Parlament w Bukareszcie przyjął wczoraj przepisy, zgodnie z którymi wnioski prokuratury o zwolnienie z immunitetu posłów podejrzanych o korupcję będą mogły być odrzucone już na poziomie komisji parlamentarnej. Do tej pory potrzebna była zgoda całego parlamentu.
Głosowanie odbyło się na kilka dni przed publikacją dorocznego raportu Komisji Europejskiej w sprawie korupcji. Można przypuszczać, że w przypadku Rumunii będzie on co najmniej równie negatywny, jak ubiegłoroczny. Przewodniczący KE Jose Manuel Barroso powiedział wówczas, że problemy z przestrzeganiem prawa „zachwiały zaufanie Brukseli do Rumunii”.

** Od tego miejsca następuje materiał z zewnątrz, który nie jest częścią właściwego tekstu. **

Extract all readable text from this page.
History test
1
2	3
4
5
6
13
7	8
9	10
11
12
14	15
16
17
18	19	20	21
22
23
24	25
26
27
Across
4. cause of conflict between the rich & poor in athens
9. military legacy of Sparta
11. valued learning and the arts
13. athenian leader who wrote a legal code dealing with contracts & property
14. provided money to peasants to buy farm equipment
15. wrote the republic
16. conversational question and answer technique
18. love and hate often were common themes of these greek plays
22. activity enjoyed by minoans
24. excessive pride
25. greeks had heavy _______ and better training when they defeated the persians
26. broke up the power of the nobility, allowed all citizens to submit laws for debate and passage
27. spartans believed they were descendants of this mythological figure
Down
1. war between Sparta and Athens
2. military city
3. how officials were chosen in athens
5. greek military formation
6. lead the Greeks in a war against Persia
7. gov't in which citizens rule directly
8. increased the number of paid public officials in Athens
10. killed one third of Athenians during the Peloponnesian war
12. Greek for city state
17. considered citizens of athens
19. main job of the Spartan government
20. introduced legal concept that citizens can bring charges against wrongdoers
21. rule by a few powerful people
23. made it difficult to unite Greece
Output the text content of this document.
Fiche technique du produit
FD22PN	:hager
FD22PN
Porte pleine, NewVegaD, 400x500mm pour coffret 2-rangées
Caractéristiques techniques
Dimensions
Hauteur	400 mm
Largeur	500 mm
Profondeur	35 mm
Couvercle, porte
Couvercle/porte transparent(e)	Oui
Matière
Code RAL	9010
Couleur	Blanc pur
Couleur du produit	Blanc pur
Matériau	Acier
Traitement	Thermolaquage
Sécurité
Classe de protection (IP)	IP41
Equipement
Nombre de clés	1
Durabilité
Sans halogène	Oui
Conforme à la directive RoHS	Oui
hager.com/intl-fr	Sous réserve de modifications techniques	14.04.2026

Od przystąpienia do Wspólnoty w 2007 r. kraj ten jest objęty specjalnym nadzorem UE w sprawie korupcji i działania wymiaru sprawiedliwości. Z tego samego powodu Rumunia nie została przyjęta do strefy Schengen. Zdaniem Komisji zasady państwa prawa zostały złamane także w ubiegłym roku, gdy lewicowy rząd Victora Ponty próbował odsunąć od władzy prezydenta Traiana Basescu.